I think perhaps you misunderstand. I know nothing about stored procedure calls to get messages. I have a properties file called clientmessages.properties that has the messages used by the network client code, and they are loaded directly as a resource.

I have updated splitmessages.java in the build directory to copy messages from messages_XX.properties over to clientmessages_XX.properties (for each locale).

What I'm doing right now is if there are messages that are new for the client code and not currently being used by the engine, I am manually adding those to clientmessages.properties, and splitmessages is then appending to this.

What I am suggesting is that I put *all* messages in messages.properties, and the splitmessages.java copies them all over. No manually adding messages to clientmessages.properties any more.

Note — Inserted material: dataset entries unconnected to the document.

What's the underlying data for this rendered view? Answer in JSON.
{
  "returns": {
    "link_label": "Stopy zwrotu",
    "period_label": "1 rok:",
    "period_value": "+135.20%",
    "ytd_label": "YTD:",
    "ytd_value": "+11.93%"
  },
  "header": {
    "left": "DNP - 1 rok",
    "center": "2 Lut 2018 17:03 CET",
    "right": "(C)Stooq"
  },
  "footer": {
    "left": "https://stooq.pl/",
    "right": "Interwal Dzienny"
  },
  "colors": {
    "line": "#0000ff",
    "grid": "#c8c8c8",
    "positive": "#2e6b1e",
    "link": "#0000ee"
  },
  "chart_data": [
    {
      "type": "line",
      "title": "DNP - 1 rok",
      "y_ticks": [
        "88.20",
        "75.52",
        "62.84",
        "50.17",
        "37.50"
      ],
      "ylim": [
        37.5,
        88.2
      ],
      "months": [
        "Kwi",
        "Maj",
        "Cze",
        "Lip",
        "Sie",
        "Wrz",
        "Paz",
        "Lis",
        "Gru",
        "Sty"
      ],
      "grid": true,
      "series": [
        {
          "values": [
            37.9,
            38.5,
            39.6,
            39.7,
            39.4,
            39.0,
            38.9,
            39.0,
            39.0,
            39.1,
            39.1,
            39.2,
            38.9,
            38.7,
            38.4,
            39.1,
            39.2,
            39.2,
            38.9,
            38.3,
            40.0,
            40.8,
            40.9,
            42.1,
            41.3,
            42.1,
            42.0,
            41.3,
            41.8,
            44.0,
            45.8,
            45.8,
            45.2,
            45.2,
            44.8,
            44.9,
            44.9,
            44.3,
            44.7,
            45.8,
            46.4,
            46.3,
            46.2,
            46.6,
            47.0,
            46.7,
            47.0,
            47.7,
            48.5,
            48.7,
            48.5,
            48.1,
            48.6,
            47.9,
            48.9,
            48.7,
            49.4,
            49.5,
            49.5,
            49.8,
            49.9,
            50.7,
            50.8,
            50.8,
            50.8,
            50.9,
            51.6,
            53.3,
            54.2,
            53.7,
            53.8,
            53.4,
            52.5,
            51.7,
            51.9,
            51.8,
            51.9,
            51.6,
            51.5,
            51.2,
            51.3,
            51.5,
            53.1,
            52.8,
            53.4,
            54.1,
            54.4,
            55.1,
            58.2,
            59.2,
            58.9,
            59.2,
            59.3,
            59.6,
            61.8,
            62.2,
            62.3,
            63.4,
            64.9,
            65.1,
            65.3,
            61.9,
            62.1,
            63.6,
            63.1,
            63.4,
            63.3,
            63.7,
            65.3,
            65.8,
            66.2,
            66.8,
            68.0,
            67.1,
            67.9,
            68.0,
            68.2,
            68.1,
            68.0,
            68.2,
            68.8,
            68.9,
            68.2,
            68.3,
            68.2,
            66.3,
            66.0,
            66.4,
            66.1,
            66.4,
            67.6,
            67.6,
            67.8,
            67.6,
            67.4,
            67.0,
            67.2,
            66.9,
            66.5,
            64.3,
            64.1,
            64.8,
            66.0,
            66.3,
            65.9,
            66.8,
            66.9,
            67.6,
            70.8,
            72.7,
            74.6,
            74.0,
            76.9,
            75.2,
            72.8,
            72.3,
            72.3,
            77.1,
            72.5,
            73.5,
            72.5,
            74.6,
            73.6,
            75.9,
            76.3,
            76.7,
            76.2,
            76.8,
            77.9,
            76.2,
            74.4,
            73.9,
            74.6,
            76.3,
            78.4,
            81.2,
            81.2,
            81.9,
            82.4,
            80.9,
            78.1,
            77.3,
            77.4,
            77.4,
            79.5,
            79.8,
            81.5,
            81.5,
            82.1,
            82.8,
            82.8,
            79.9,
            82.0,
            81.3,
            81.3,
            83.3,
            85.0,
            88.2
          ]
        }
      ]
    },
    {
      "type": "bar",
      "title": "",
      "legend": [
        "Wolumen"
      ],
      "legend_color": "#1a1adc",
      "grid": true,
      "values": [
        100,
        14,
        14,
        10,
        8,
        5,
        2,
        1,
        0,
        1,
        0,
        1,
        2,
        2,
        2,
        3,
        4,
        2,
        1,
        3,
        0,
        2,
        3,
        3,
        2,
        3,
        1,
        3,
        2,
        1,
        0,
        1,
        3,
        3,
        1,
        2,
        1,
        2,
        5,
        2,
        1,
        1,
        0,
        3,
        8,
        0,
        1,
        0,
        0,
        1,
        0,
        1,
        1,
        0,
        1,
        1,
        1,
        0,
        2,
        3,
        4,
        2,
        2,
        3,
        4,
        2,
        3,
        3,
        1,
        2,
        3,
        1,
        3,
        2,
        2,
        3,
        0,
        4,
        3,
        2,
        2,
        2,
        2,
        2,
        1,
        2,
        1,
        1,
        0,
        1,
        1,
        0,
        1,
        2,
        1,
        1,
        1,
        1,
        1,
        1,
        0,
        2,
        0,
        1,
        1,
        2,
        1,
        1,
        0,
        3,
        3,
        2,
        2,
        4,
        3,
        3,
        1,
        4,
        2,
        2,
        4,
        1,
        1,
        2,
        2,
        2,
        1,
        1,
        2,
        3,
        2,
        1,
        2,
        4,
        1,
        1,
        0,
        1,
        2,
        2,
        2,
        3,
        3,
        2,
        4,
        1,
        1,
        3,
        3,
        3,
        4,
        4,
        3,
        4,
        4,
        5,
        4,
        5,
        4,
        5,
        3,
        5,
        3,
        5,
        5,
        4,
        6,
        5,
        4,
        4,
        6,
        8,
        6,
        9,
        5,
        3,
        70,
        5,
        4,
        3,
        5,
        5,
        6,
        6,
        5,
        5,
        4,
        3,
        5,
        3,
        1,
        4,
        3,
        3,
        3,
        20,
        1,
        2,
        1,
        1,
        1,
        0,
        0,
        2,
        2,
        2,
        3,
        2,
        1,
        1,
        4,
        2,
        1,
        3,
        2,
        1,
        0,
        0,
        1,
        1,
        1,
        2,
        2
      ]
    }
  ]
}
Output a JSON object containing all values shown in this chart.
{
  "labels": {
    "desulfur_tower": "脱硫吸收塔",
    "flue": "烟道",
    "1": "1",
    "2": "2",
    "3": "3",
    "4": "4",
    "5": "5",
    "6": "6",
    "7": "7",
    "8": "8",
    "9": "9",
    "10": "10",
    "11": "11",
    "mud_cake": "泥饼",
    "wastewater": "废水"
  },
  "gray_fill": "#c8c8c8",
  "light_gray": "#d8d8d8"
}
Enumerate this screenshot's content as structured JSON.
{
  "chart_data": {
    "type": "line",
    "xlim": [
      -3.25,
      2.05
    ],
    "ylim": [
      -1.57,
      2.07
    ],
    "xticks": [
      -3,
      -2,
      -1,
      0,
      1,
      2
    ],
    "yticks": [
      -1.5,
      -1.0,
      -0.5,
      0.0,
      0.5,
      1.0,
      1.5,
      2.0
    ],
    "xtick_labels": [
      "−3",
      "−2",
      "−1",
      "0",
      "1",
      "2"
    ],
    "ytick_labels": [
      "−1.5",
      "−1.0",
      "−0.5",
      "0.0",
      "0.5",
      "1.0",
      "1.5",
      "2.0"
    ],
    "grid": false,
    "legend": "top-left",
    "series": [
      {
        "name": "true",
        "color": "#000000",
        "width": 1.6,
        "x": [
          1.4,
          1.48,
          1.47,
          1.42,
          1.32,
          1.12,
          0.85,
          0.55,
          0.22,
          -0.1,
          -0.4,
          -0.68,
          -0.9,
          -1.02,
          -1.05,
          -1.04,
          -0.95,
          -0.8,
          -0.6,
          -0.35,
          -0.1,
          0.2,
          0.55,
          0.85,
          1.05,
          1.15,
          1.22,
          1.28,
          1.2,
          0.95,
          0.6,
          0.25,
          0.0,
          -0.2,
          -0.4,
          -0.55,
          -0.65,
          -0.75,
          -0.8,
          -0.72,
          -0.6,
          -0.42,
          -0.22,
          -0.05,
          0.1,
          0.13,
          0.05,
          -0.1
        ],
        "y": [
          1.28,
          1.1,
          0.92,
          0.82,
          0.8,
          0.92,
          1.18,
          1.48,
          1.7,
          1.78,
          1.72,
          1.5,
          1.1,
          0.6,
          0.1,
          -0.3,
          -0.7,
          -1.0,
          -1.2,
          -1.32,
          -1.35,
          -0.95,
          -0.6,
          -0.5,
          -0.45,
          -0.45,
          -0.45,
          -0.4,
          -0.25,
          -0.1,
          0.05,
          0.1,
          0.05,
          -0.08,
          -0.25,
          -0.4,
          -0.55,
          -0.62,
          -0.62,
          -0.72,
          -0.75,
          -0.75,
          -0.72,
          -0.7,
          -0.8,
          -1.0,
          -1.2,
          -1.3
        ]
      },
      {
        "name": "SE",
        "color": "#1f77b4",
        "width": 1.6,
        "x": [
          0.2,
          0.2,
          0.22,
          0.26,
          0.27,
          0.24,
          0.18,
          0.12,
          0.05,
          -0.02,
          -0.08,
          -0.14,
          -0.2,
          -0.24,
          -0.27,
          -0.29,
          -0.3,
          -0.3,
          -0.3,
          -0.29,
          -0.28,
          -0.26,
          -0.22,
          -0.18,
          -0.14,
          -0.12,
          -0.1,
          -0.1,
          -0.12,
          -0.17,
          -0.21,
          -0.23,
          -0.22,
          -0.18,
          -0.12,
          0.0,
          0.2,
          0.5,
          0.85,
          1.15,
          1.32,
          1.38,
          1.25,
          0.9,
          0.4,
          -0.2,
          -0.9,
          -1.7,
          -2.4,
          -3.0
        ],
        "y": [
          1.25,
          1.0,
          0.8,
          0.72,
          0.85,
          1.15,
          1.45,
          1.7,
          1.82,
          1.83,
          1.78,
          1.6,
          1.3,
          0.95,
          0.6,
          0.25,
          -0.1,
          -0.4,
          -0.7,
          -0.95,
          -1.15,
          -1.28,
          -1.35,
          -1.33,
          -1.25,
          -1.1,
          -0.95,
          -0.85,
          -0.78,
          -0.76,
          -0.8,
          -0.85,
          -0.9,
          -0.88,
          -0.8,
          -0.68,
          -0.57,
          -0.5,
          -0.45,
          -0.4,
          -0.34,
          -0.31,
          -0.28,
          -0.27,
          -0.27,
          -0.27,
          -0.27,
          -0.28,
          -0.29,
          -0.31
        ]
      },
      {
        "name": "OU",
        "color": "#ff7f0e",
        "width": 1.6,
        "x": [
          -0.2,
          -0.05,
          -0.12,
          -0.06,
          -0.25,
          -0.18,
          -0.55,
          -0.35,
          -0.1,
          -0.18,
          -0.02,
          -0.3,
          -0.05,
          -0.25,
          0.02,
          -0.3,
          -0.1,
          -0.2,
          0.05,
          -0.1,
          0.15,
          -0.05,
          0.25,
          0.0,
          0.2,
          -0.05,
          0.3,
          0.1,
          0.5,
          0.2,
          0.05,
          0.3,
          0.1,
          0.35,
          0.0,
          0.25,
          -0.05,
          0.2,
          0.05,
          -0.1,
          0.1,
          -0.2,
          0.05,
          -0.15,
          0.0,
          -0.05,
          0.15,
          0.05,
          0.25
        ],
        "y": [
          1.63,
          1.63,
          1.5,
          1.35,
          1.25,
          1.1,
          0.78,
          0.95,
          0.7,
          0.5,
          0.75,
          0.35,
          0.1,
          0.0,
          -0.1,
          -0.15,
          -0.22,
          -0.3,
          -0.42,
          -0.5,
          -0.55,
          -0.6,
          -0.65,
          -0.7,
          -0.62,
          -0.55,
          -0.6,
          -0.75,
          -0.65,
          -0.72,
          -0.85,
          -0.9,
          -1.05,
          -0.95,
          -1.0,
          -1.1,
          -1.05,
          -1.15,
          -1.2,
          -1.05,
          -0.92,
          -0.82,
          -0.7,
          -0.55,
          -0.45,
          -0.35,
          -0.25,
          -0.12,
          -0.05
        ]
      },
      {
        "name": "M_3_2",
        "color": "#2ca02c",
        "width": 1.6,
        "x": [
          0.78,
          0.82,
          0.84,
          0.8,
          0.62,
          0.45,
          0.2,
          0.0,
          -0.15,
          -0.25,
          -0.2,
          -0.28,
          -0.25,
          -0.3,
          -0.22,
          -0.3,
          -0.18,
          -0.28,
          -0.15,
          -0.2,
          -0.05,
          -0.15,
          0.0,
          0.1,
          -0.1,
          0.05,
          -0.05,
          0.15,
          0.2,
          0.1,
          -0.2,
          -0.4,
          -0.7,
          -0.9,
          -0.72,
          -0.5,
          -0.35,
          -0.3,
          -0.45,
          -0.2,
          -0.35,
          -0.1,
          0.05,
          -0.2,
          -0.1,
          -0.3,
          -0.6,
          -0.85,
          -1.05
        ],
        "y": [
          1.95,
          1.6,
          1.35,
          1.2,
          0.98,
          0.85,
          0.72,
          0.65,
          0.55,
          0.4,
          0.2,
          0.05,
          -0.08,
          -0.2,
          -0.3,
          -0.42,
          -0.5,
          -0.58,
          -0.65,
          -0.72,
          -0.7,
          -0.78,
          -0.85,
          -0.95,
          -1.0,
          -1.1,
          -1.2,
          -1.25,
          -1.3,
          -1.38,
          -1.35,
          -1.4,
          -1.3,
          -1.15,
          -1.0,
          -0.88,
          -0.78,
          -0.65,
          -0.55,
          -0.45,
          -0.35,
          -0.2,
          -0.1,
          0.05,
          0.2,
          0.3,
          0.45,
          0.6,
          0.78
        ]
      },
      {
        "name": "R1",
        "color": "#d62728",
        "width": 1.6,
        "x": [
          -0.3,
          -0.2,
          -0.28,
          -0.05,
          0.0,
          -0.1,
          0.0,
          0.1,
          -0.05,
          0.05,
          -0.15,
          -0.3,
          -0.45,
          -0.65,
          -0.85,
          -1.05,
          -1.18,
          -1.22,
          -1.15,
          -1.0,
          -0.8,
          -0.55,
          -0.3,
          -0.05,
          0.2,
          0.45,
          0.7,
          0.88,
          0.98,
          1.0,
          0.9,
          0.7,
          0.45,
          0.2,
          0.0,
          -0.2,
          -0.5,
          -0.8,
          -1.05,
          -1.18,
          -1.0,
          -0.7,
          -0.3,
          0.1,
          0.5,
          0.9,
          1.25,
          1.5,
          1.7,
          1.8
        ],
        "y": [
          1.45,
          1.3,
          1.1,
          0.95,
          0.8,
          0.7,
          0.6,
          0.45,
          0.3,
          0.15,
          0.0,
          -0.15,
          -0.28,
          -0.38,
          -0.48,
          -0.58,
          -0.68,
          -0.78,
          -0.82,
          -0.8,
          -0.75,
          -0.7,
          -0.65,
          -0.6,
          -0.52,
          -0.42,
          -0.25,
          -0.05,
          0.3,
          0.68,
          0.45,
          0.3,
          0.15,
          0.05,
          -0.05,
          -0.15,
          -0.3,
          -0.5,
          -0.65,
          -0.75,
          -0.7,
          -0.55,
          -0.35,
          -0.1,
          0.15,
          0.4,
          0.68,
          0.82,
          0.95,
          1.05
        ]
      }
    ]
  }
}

It will likely increase the size of derby.jar by ~200 messages x ~80 bytes each or 16K. The derbyclient.jar will increase by 16K also (this is regardless of what approach we choose), but this is offset by the fact that hardcoded strings are now being removed from the Java code.

David

Kathey Marsden wrote:
David W. Van Couvering wrote:


I would like to understand what resistance there might be to putting
all messages in the single properties file, messages_XX.properties,
and using a build script to copy over the appropriate messages for the
client.


How much would this increase the size of client and server?  I had
always thought that if it didn't  cause too much bloat, this would be a
good solution, because it might also potentially mean we could get rid
of the horrible stored procedure call for client messages.    I  have
always been big fan of build based code sharing.  All the other
strategies seemed awfully cumbersome to users and developers to me.